La comunità albanese che, lega la città all’Aparchia, ha la sua sede cittadina presso la monumentale chiesa che abitualmente noi palermitani chiamiamo “La Martorana” per via dell’annesso monastero, ormai scomparso, in cui si celebra il rito cattolico-bizantino, a cui appartengono gli “arabereshe”, una comunità cristiana legata alla chiesa di Roma, che segue un rito e una disciplina ecclesiastica greco-ortodossa.
Anche il grande periodo settimanale della Pasqua ortodossa, vuole che si festeggi con delle suggestive cerimonie.
Per i cattolici, il Giovedì Santo dopo la lavanda dei piedi, sì e soliti sistemare come in un giardino incantato il rituale sepolcro.
Le donne di rito ortodosso, il pomeriggio del Giovedì Santo, e solo loro, si premurano a preparare la composizione sepolcrale con l’addobbo floreale che ospiterà le spoglie del Cristo morto (l’Epitàfios) adagiato su di un letto di petali di rose.
La composizione sepolcrale in cui s’indica il sepolcro di nostro Signore è definita con il termine (Taphos) ed è formata da due parti, l’Epitàfios si condurrà in processione e alla fine di essa verrà rimessa sul Taphos.
Il Taphos, una particolare architettura commemorativa di legno rappresentata da due tavoli soprapposti, il cui ripiano soprastante e adornato da una cupola sormontata da una croce indicante l’ insegna cristiana.

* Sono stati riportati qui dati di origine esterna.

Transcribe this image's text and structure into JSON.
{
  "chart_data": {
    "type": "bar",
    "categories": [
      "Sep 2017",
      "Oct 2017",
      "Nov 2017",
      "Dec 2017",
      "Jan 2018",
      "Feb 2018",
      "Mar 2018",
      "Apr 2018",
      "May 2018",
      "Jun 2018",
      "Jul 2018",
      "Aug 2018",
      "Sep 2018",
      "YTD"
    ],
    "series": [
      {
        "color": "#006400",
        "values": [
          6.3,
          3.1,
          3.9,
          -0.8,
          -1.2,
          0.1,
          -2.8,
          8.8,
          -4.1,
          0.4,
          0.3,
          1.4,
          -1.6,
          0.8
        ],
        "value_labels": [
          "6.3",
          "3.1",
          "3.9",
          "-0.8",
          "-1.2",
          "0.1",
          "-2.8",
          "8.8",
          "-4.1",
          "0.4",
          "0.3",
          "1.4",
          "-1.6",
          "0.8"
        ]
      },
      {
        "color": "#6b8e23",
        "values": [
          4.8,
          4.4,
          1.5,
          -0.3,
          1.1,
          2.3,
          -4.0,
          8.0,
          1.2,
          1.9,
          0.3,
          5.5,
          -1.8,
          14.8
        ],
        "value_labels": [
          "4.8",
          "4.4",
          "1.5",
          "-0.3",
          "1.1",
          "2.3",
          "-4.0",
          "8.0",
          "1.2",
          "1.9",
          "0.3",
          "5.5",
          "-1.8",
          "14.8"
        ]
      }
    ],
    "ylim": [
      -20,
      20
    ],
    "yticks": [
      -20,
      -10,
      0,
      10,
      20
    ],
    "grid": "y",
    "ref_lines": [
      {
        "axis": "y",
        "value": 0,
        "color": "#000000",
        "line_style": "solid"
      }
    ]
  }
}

Processione, che prenderà via dalla basilica e, si snoderà all’interno del comprensorio, procedendo da destra verso sinistra ruotando attorno alla cappella di San Cataldo.
Il Papas accompagnato da altri sacerdoti e da dai diaconi porterà l’immagine dell’Epitàfios, gruppi di fedeli seguiranno il corteo recante in mano delle candele accese per illuminare il viaggio del Cristo morto, seguiranno alcune donne che recheranno delle composizioni di fiori recisi che successivamente saranno sistemati nel sepolcro.
Durante la celebrazione religiosa sono eseguiti canti funebri di solito accompagnati dal suono di particolari strumenti di legno, d’origine bizantina, detti çokè e çikana, in assenza dei rintocchi delle campane che, dal mattino del giovedì al mezzogiorno del sabato non vengono fatte suonare perché sono legate.
Fumi d’incenso annebbieranno il corteo che pacatamente raggiungerà l’ingresso principale della chiesa in un’atmosfera cogitabonda e in sublimazione.
L’Epitàfios, un grande telo decorato con l’effige del Cristo morto con gli Angeli e le pie Donne, agli angoli porta stampato l’immagine dei quattro Evangelisti.
Il corteo, prima di rientrare in chiesa, si fermerà davanti all’ingresso principale, i due sacerdoti che durante la processione hanno sostenuto il telo con l’immagine, faranno passare sotto di esso i fedeli che avvolti dai fumi dell’incensiere saranno benedetti con acqua profumata.
In questa circostanza assume grande rilievo il significato del cerimoniale canonico: i gesti, i canti, la processione, i fiori, i profumi e gli incensi.
Aver asperso i fedeli con essenze profumate mentre passano sotto l’Epitàfios sta ad indicare la degenerazione umana nell’impostazione di quella che sarà la salvezza nella cristianità.
La presenza dei fiori e dei petali di rose costituiscono un altro episodio raffigurativo, la rinascita della natura che vede il passaggio dall’inverno alla primavera, dalla morte alla resurrezione.
Il corteo, una volta in chiesa, farà tre giri (il numero perfetto) delle navate, l’Epitàfios a questo punto viene deposto sul Tàphos che staziona davanti all’altare, in un letto di petali di rose.
Il rito funebre si compie e la cerimonia volge al termine, Gesù morto è dentro il sepolcro da dove risorgerà sconfiggendo la morte, che raggiungerà l’apice nella “niche” (vittoria) incondizionata nel giorno della Pasqua.
Alla fine della cerimonia ai fedeli che hanno assistito, sarà permesso portare con sé un petalo di rosa benedetto e carico dalle essenze profumate e dagli incensi.
Occasione ideale per un incontro accordato tra uomo e Dio, un tripudio che continuerà tutta la notte, un pellegrinaggio che si concluderà il Venerdì Santo (E Premtja e madhe) che è la giornata riconosciuta solennemente ai canti: al mattino i dodici passi evangelici che narrano la passione e la morte di Cristo.
Seguirà il rito vespertino che celebra il Cristo morto, nella penombra della basilica, l’urna del Cristo raccoglie il lamento dei canti che i fedeli e i sacerdoti intonano fino a notte fonda.